La démondialisation : un concept novateur ou trompeur ?

La démondialisation entre dans le débat politique[1]. Elle est présentée comme un nouveau concept. Son nom évoque l’idée d’une sortie de la mondialisation ou d’un retour en arrière dans le processus de mondialisation. Il est trompeur car son interprétation recouvre des idées assez différentes, ce qui peut porter à confusion et brouiller les esprits dans des débats sur ce thème entre des personnes qui mettent derrière ce terme des contenus différents. Il est donc important de le définir, de revenir à son origine, d’en décrire le ou les contenus, ainsi que l’intention dans laquelle ce terme est parfois employé comme un label, une marque politique, un critère de différenciation servant à radicaliser un discours pour se montrer plus en rupture avec le système.
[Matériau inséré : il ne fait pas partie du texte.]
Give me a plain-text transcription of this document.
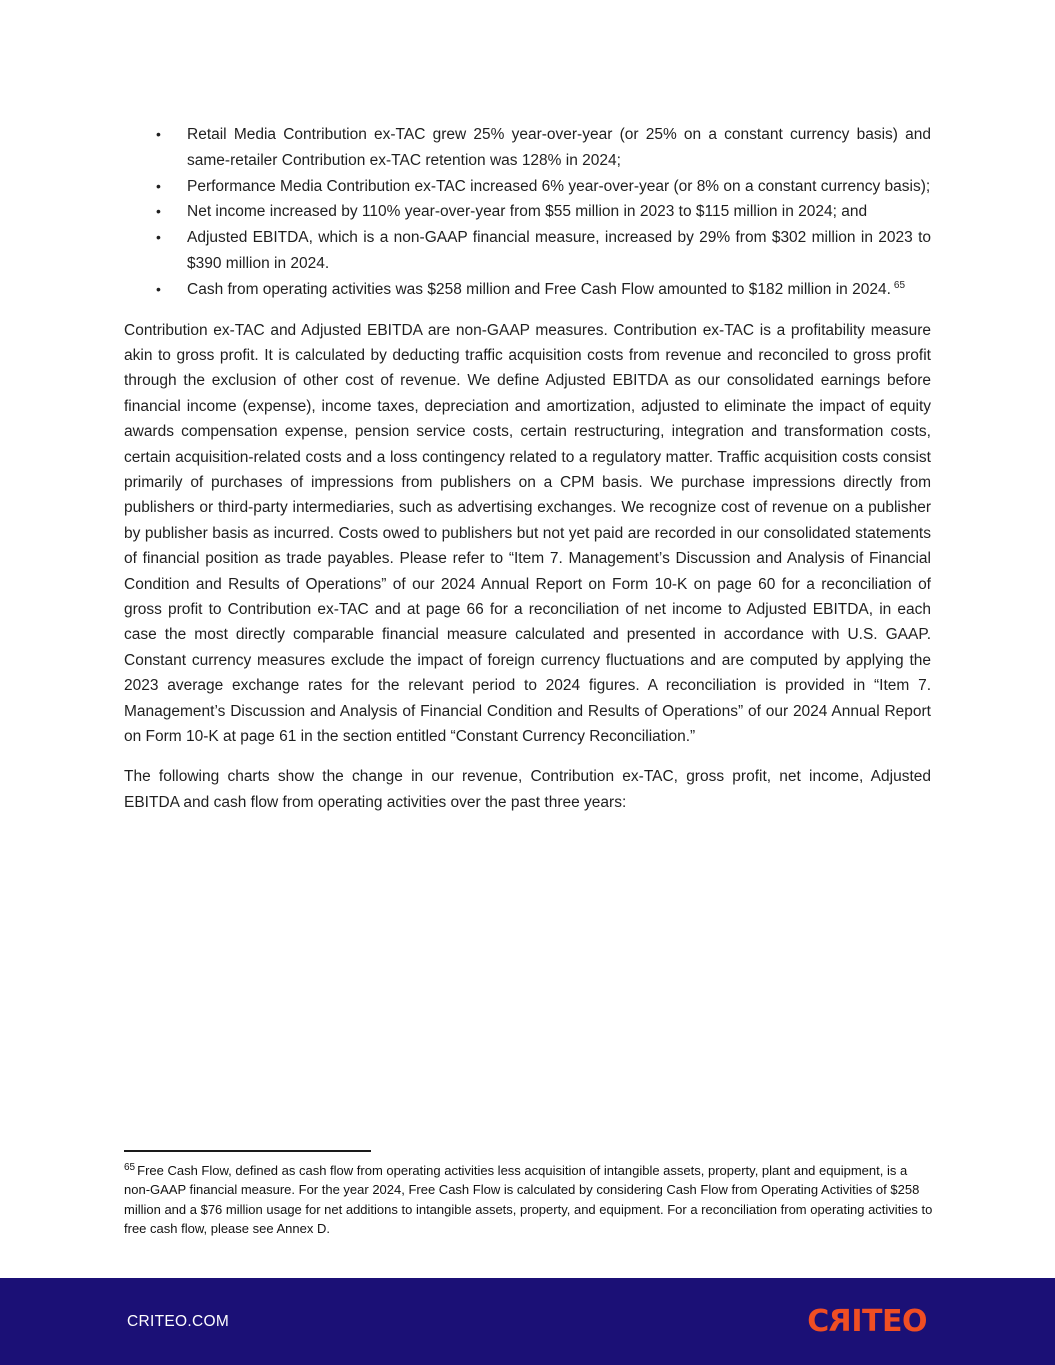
• Retail Media Contribution ex-TAC grew 25% year-over-year (or 25% on a constant currency basis) and same-retailer Contribution ex-TAC retention was 128% in 2024;
• Performance Media Contribution ex-TAC increased 6% year-over-year (or 8% on a constant currency basis);
• Net income increased by 110% year-over-year from $55 million in 2023 to $115 million in 2024; and
• Adjusted EBITDA, which is a non-GAAP financial measure, increased by 29% from $302 million in 2023 to $390 million in 2024.
• Cash from operating activities was $258 million and Free Cash Flow amounted to $182 million in 2024. $^{65}$

Contribution ex-TAC and Adjusted EBITDA are non-GAAP measures. Contribution ex-TAC is a profitability measure akin to gross profit. It is calculated by deducting traffic acquisition costs from revenue and reconciled to gross profit through the exclusion of other cost of revenue. We define Adjusted EBITDA as our consolidated earnings before financial income (expense), income taxes, depreciation and amortization, adjusted to eliminate the impact of equity awards compensation expense, pension service costs, certain restructuring, integration and transformation costs, certain acquisition-related costs and a loss contingency related to a regulatory matter. Traffic acquisition costs consist primarily of purchases of impressions from publishers on a CPM basis. We purchase impressions directly from publishers or third-party intermediaries, such as advertising exchanges. We recognize cost of revenue on a publisher by publisher basis as incurred. Costs owed to publishers but not yet paid are recorded in our consolidated statements of financial position as trade payables. Please refer to “Item 7. Management’s Discussion and Analysis of Financial Condition and Results of Operations” of our 2024 Annual Report on Form 10-K on page 60 for a reconciliation of gross profit to Contribution ex-TAC and at page 66 for a reconciliation of net income to Adjusted EBITDA, in each case the most directly comparable financial measure calculated and presented in accordance with U.S. GAAP. Constant currency measures exclude the impact of foreign currency fluctuations and are computed by applying the 2023 average exchange rates for the relevant period to 2024 figures. A reconciliation is provided in “Item 7. Management’s Discussion and Analysis of Financial Condition and Results of Operations” of our 2024 Annual Report on Form 10-K at page 61 in the section entitled “Constant Currency Reconciliation.”

The following charts show the change in our revenue, Contribution ex-TAC, gross profit, net income, Adjusted EBITDA and cash flow from operating activities over the past three years:

$^{65}$ Free Cash Flow, defined as cash flow from operating activities less acquisition of intangible assets, property, plant and equipment, is a non-GAAP financial measure. For the year 2024, Free Cash Flow is calculated by considering Cash Flow from Operating Activities of $258 million and a $76 million usage for net additions to intangible assets, property, and equipment. For a reconciliation from operating activities to free cash flow, please see Annex D.

CRITEO.COM	CRITEO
Le sociologue Philippin altermondialiste, Walden Bello, est à l’origine de ce mot, développant ce concept dans son ouvrage[2] : Deglobalization, ideas for a New World Economy. Mais à cette époque, ce concept était limité : il s’agissait de dénoncer la suprématie des grandes institutions internationales, du FMI à l’OMC, et de proposer en alternative plus de décentralisation, plus de pluralisme et plus d’équilibre des pouvoirs dans la gouvernance du commerce mondial, des échanges internationaux.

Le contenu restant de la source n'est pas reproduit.